Not A Paradigm Shift

This blog is released in conjunction with our Podcast #129 – Times of Turmoil.

Expressions like “paradigm shift” are banned from the Mind Your Own Business podcasts. They smack too much of Management-speak, which uses long-winded, modern-sounding but essentially meaningless words to sound important without being clear about what one is actually thinking.

If you ever hear muffled screams in the background of the podcasts, it is when Richards uses one of those expressions by accident and Kingston sends 10,000 volts through his chair “to teach him a lesson” – for his own good, of course...

Yet there may be a few occasions – very, very few – when “paradigm shift” may be allowable. Change is in the natural order of things, but there is a level of change that transcends normal change. Change can become qualitative as well as quantitative. The game changes in that there is not only a change in the flow of play but also a fundamental alteration in the rules of the game itself – so that it becomes, in effect, a different game altogether.

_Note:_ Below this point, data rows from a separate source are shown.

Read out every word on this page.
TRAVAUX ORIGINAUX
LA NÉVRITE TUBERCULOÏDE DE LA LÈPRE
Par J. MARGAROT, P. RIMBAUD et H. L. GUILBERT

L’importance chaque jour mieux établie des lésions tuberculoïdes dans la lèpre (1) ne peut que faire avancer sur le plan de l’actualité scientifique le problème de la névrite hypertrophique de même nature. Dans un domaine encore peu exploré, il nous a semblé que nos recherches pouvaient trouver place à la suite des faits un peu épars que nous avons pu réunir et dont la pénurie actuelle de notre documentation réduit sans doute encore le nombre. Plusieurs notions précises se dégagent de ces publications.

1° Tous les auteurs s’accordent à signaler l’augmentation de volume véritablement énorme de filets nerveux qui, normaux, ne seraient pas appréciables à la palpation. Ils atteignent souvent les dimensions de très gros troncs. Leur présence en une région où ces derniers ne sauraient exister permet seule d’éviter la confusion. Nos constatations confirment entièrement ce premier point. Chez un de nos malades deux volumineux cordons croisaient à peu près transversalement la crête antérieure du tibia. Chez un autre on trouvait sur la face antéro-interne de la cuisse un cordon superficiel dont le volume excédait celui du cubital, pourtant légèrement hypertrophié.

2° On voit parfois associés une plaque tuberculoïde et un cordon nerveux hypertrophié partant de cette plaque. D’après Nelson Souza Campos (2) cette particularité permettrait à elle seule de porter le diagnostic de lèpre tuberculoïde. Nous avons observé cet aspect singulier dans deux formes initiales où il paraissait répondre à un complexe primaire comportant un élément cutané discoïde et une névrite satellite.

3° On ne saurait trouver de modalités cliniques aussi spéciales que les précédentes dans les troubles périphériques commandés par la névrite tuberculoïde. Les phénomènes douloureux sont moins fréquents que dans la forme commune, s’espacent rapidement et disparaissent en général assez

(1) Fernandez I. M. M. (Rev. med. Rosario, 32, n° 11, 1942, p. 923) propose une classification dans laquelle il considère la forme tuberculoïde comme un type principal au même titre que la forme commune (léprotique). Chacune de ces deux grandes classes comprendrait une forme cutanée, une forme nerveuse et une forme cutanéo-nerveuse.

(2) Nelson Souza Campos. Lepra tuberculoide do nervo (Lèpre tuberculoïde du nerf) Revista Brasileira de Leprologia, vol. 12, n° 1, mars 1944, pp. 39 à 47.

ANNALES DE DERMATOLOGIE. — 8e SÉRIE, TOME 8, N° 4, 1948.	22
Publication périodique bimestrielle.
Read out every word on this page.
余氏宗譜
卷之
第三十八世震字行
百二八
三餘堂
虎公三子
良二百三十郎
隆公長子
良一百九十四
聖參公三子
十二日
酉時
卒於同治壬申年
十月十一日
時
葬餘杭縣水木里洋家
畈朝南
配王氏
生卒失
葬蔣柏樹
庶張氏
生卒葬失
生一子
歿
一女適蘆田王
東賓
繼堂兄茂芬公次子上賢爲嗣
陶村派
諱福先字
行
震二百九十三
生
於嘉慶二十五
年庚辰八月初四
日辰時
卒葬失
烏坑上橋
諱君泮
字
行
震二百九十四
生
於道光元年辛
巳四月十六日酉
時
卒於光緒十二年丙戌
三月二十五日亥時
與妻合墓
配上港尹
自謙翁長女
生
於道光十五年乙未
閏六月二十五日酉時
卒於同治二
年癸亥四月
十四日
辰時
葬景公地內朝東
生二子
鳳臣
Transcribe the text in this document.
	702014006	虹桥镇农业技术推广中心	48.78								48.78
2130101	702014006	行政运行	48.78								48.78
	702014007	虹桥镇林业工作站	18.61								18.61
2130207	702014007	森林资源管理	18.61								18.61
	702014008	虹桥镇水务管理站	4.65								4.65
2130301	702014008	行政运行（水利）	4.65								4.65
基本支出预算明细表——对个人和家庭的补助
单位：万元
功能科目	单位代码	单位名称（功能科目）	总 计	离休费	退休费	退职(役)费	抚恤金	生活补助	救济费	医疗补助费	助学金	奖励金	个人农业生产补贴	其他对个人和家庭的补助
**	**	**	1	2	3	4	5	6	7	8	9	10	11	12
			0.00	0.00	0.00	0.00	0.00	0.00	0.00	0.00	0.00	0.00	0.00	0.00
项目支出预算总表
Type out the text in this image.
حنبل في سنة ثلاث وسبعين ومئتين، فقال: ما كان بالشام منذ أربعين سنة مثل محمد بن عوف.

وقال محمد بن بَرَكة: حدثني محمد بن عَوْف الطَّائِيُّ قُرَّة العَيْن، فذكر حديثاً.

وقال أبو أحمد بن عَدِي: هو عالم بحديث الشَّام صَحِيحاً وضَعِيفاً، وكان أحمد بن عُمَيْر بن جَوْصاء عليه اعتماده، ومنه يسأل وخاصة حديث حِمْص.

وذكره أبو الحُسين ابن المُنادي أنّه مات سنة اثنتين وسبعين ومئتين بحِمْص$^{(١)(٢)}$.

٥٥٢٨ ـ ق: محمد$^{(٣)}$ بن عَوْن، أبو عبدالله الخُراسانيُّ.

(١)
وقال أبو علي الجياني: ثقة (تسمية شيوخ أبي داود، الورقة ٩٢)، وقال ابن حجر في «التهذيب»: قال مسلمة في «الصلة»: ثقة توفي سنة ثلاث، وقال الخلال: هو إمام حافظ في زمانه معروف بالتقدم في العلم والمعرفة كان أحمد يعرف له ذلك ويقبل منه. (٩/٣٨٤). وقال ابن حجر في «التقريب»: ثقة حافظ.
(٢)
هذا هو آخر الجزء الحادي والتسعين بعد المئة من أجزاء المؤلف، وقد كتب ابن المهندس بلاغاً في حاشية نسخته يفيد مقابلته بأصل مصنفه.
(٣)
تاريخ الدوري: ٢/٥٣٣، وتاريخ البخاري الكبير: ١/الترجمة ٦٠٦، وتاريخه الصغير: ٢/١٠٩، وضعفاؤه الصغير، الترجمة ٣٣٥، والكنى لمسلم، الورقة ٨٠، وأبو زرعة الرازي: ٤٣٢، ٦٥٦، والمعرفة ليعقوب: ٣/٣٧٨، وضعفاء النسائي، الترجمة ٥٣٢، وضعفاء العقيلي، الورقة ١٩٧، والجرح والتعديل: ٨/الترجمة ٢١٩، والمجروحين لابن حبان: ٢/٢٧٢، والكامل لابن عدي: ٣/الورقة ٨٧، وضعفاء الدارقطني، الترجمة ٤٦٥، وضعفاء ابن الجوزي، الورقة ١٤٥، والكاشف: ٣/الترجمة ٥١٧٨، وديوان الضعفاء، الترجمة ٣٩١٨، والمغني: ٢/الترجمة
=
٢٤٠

Applied to economics, change comes in two forms: cyclical and structural. Cyclical changes are the inevitable ups and downs of the economic cycle. Despite the boasts of the sillier type of politicians that they will “abolish boom and bust”, there seems to be no avoiding them. The natural inclination of human development is in the direction of progress and expansion, but to every action there is a reaction, so hiccups and setbacks are to be expected from time to time.

Some of these hiccups and setbacks can appear to be quite significant when they occur. They might panic ignorant people – like BBC commentators – into claiming that they are structural changes. This is where “paradigm shift” becomes overused, abused, and quickly discredited, for they are nothing of the sort. They are just part of the same old economic cycle.

Structural changes transcend that cycle. They can take the form of technological change, like the Industrial Revolution or the ongoing Internet Revolution. They could also take the form of natural disaster. Their most visible manifestation, however, is in the form of a fundamental shift in the balance of power among humans.

Such a change can take decades – like the slow decline of Western Europe since 1914 or the rise of China since the reforms of Chairman Deng – or they can be sudden and spectacular. As with cyclical events, there is a tendency to exaggerate, so that every unexpected event becomes a “paradigm shift”, but the real thing is very rare – possibly only once in a generation.

Perhaps the last true sudden “paradigm shift” was in 1973, when the OPEC Oil Embargo signalled a decisive change in the relations between the developed nations of the West and Arab states hitherto written off as “Third World”. Of course, the Fall of the Berlin Wall in 1989 was also a “paradigm shift”, but it could be argued that this was simply confirmation of a fact that had been obvious for decades, that capitalism was beating Marxism economically.

The 1973 Oil Crisis was spectacular in that the Arab states used muscles they did not know they had for the first time, and were surprised by their own strength. Western governments were caught completely unawares. Despite a quarter of a century of decolonisation, they still felt that the world belonged to them. The Embargo was a huge psychological blow. The economic consequences dominated the 1970s, but perhaps the greatest legacy was the impact on how the West viewed the rest of the world.

All of which brings us to the present day. Many saw the 2008 Crisis as a “paradigm shift”, but, as we pointed out calmly at the time, it was just part of the cycle. However, there may be a case for saying we are seeing the beginning of the genuine article in the Middle East.

It is too early to be certain. Whatever hysterical journalists might say, the odds always favour incumbents who are willing to fight and who retain the support of their armed forces. The current wave of protests may end in the reinforcement of the status quo, like the Tiananmen Square protests in China.

Yet once change begins, who knows where it will end. Will George W Bush’s seemingly naive call for a democratic Middle East prove to be prophetic? Or is the Al Qaeda dream of a united Islamic state from North Africa to Iran a more likely scenario? Will the one lead to the other? If so, which will come first?

One thing is certain: whatever happens will impact on out ever-more integrated global economy – and that means on all of us in business.